2^28-1 is a *lot* of buckets on a 32-bit machine. There are a few
Schemes that have the same size fixnums on both 32-bit and 64-bit builds
(Elk, IronScheme, Larceny, Mosh, RScheme), but I imagine it wouldn't
be horrendously hard to change that, except perrhaps for IronScheme
because of its CLR dependency.
> What makes hash functions special is that they form a contract
> interacting with the hash table size limit, a contract which is exposed
> to third parties who can write their own hash functions. The concern
> then is that we could inadvertently make it _impossible_ to write a
> hash table implementation which supported certain hash tables which
> would otherwise be possible, i.e. we could be forcing an artificial
> upper bound.
Well, yes. If a user-written hash function never delivers a result
larger than 2^20, then hash tables that would naturally require more
than 2^20 buckets aren't going to work properly. I don't see how
you can avoid this.
> but a majority of Schemes use 2 bits,
(Technically only a plurality: 14 out of 39 in 32-bit mode, and in 64-bit
only 8 out of 35.)
> But I'm serious about the seed arguments.

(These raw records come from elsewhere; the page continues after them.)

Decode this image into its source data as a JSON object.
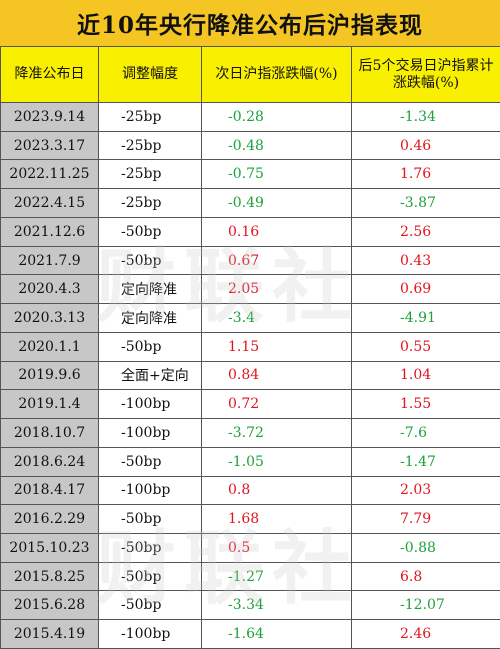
{
  "title": "近10年央行降准公布后沪指表现",
  "headers": [
    "降准公布日",
    "调整幅度",
    "次日沪指涨跌幅(%)",
    "后5个交易日沪指累计涨跌幅(%)"
  ],
  "colors": {
    "up": "#e0141e",
    "down": "#1da13a",
    "title_bg": "#f5c623",
    "header_bg": "#f8f000",
    "date_bg": "#c7c7c7"
  },
  "rows": [
    {
      "date": "2023.9.14",
      "adj": "-25bp",
      "next": "-0.28",
      "five": "-1.34"
    },
    {
      "date": "2023.3.17",
      "adj": "-25bp",
      "next": "-0.48",
      "five": "0.46"
    },
    {
      "date": "2022.11.25",
      "adj": "-25bp",
      "next": "-0.75",
      "five": "1.76"
    },
    {
      "date": "2022.4.15",
      "adj": "-25bp",
      "next": "-0.49",
      "five": "-3.87"
    },
    {
      "date": "2021.12.6",
      "adj": "-50bp",
      "next": "0.16",
      "five": "2.56"
    },
    {
      "date": "2021.7.9",
      "adj": "-50bp",
      "next": "0.67",
      "five": "0.43"
    },
    {
      "date": "2020.4.3",
      "adj": "定向降准",
      "next": "2.05",
      "five": "0.69"
    },
    {
      "date": "2020.3.13",
      "adj": "定向降准",
      "next": "-3.4",
      "five": "-4.91"
    },
    {
      "date": "2020.1.1",
      "adj": "-50bp",
      "next": "1.15",
      "five": "0.55"
    },
    {
      "date": "2019.9.6",
      "adj": "全面+定向",
      "next": "0.84",
      "five": "1.04"
    },
    {
      "date": "2019.1.4",
      "adj": "-100bp",
      "next": "0.72",
      "five": "1.55"
    },
    {
      "date": "2018.10.7",
      "adj": "-100bp",
      "next": "-3.72",
      "five": "-7.6"
    },
    {
      "date": "2018.6.24",
      "adj": "-50bp",
      "next": "-1.05",
      "five": "-1.47"
    },
    {
      "date": "2018.4.17",
      "adj": "-100bp",
      "next": "0.8",
      "five": "2.03"
    },
    {
      "date": "2016.2.29",
      "adj": "-50bp",
      "next": "1.68",
      "five": "7.79"
    },
    {
      "date": "2015.10.23",
      "adj": "-50bp",
      "next": "0.5",
      "five": "-0.88"
    },
    {
      "date": "2015.8.25",
      "adj": "-50bp",
      "next": "-1.27",
      "five": "6.8"
    },
    {
      "date": "2015.6.28",
      "adj": "-50bp",
      "next": "-3.34",
      "five": "-12.07"
    },
    {
      "date": "2015.4.19",
      "adj": "-100bp",
      "next": "-1.64",
      "five": "2.46"
    }
  ],
  "watermark": "财联社"
}
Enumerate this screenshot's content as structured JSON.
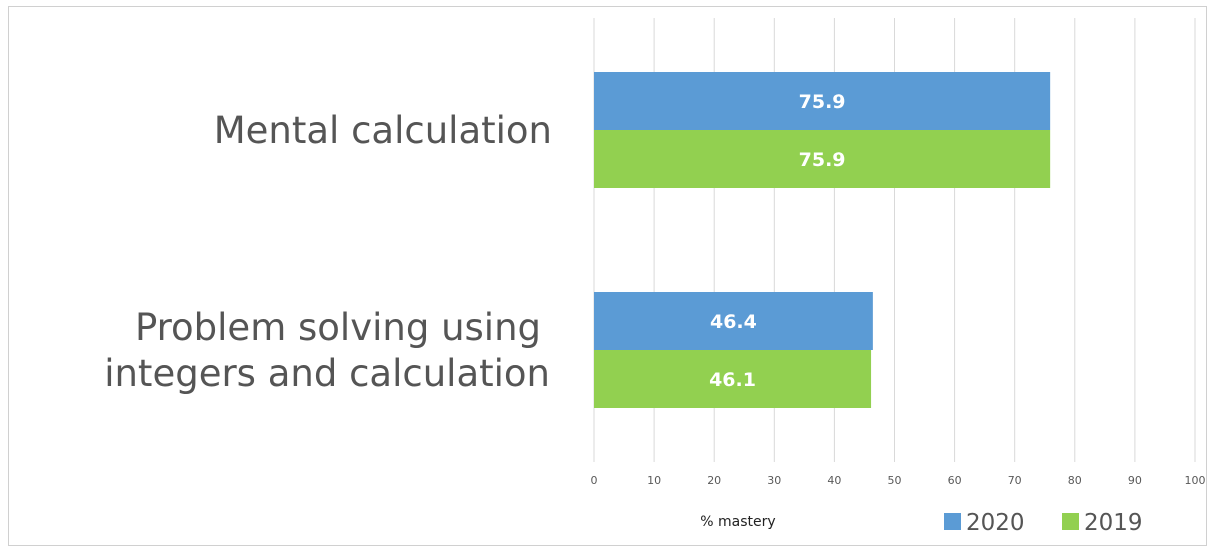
{
  "chart_data": {
    "type": "bar",
    "orientation": "horizontal",
    "categories": [
      "Mental calculation",
      "Problem solving using integers and calculation"
    ],
    "category_lines": [
      [
        "Mental calculation"
      ],
      [
        "Problem solving using",
        "integers and calculation"
      ]
    ],
    "series": [
      {
        "name": "2020",
        "values": [
          75.9,
          46.4
        ],
        "color": "#5b9bd5"
      },
      {
        "name": "2019",
        "values": [
          75.9,
          46.1
        ],
        "color": "#92d050"
      }
    ],
    "xlabel": "% mastery",
    "ylabel": "",
    "xlim": [
      0,
      100
    ],
    "xticks": [
      0,
      10,
      20,
      30,
      40,
      50,
      60,
      70,
      80,
      90,
      100
    ],
    "grid": true,
    "legend_position": "bottom-right",
    "data_labels": true
  }
}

I am too, but I'm not convinced that an argument is the correct strategy.
I still incline to the idea of a global seed that is set randomly before
any user code executes. This disallows hyper-paranoid implementations
with a distinct seed per hash table, but makes management of hash
functions outside of hash tables much simpler.
--
John Cowan http://www.ccil.org/~cowan xxxxxx@ccil.org
Híggledy-pìggledy / XML programmers
Try to escape those / I-eighteen-N woes;
Incontrovertibly / What we need more of is
Unicode weenies and / François Yergeaus.